As lower-margin Merchant Solutions outgrow high-margin Subscription Solutions, the overall gross margin is structurally pulled downward. Gross Profit grew 32% YoY—a strong absolute number, but notably lagging the 34% top-line growth. Management's guidance for 'mid-twenties' gross profit growth in Q2 confirms this compression is an ongoing reality that requires strict OpEx discipline to offset.

CONCERN🔴🔴

Macro Exposure via Equity Investments

The company recorded a $941 million net loss on equity and other investments, completely distorting the income statement. While management rightly focuses on 'Net income excluding the impact of equity investments' ($360M vs $226M YoY), these violent quarter-to-quarter mark-to-market swings highlight Shopify's uncomfortable exposure to broader tech valuations and macro asset prices.

DRIVER🟢

Category of One in the 'AI Era'

President Harley Finkelstein declared Shopify has 'entered the AI era with a clear edge,' leveraging two decades of commerce intelligence. Following heavy internal investments in 2025 into Agentic Storefronts and the Universal Commerce Protocol (UCP), Shopify is positioning itself as the default checkout infrastructure for AI platforms (like ChatGPT and Gemini). This technology moat is expected to act as an accelerating growth driver throughout 2026.

Other KPIs

Free Cash Flow$476 million

Stable. Free cash flow grew 31% YoY, maintaining a 15% margin. The company is generating massive absolute cash dollars, giving it the firepower to self-fund AI R&D and execute against its previously authorized $2 billion share repurchase program without tapping debt markets.

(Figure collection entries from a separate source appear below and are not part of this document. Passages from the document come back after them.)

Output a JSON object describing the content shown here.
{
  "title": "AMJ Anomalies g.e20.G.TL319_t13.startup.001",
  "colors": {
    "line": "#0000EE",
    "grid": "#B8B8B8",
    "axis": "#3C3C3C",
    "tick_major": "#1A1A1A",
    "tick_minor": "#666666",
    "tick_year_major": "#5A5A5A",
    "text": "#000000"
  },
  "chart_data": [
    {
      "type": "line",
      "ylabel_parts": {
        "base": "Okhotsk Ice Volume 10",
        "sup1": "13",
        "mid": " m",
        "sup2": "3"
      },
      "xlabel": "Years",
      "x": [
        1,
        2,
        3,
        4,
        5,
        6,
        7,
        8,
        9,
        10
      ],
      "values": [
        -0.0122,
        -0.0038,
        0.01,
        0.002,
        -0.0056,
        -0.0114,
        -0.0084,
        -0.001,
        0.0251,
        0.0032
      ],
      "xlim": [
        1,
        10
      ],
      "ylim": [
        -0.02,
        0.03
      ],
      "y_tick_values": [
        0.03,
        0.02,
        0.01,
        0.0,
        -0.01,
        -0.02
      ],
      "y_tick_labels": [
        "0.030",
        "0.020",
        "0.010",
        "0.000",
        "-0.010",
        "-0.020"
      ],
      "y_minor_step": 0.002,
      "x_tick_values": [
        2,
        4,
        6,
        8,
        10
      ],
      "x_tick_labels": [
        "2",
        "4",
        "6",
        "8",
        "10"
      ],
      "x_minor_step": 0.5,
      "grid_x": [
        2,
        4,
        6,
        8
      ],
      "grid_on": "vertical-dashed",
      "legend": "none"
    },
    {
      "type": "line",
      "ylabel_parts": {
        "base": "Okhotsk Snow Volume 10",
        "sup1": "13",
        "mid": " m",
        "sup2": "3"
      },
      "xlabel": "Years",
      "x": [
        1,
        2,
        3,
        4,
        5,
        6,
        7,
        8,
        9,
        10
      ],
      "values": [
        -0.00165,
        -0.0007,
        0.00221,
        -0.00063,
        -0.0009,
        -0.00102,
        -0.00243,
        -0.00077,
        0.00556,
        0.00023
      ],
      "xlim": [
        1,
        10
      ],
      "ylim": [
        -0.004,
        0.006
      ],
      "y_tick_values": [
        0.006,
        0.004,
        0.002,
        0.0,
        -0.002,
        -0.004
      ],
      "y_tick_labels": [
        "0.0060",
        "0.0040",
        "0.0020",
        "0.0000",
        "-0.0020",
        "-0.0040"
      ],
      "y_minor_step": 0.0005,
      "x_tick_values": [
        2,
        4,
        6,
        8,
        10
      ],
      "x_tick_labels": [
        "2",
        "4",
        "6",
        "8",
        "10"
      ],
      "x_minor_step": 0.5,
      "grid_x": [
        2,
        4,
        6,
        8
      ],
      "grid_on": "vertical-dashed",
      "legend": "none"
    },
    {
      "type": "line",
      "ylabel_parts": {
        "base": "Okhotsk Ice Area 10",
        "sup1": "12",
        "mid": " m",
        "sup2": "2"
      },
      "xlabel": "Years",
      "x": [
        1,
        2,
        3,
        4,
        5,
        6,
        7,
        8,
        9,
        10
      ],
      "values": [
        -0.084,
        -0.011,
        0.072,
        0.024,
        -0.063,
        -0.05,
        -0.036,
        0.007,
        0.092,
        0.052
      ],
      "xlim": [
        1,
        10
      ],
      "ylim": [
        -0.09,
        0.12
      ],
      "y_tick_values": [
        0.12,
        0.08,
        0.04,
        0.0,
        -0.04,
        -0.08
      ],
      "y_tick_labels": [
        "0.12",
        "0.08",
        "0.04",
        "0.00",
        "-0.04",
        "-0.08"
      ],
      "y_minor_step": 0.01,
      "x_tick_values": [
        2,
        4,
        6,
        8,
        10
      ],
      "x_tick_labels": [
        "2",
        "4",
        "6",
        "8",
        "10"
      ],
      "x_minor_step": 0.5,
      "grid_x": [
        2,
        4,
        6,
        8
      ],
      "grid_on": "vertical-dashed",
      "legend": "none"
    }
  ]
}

Operating Income$382 million

Accelerating. Up 88% from $203 million in 25Q1. Operating margin expanded to 12.0% from 8.6% a year ago. This proves that Shopify is finally achieving the operational leverage investors have demanded, scaling its infrastructure without linearly scaling its headcount or administrative costs.

Guidance

26Q2 Revenue Growth YoYHigh-twenties percentage rate

Decelerating compared to the 34% growth delivered in Q1. This implies that Q1 may have captured specific base effects or that management is leaving room for a beat. Either way, it resets expectations back to the ~30% channel seen throughout FY25.

26Q2 Gross Profit Growth YoYMid-twenties percentage rate

Decelerating. Lags the top-line revenue guidance, confirming that the mix shift toward payments and merchant solutions will continue to exert downward pressure on gross margins in the near term.

26Q2 Free Cash Flow MarginMid-teens percentage

Stable. Matches the 15% printed in Q1 and aligns with the consistent double-digit cash generation profile the company has maintained over the last several quarters.

26Q2 Operating Expenses35% to 36% of Revenue

Stable. Represents continued tight cost control compared to historical levels, ensuring that even with gross margin compression, operating leverage remains positive.

Key Questions

Drivers of Q1 Acceleration vs Q2 Deceleration

What specific factors drove the massive GMV and revenue acceleration in Q1, and why does guidance imply a step down to the 'high-twenties' in Q2? Was there a pull-forward of demand?

Strategy for Equity Portfolio

Given the $941 million mark-to-market hit this quarter, is there a strategic timeline for divesting these non-core equity holdings to remove this extreme volatility from the GAAP earnings profile?

Merchant Solutions Nuance

Merchant Solutions grew an impressive 39%. How much of this growth is strictly volume-based (Shop Pay penetration) versus the adoption of higher-margin ancillary services like Shopify Capital or Tax?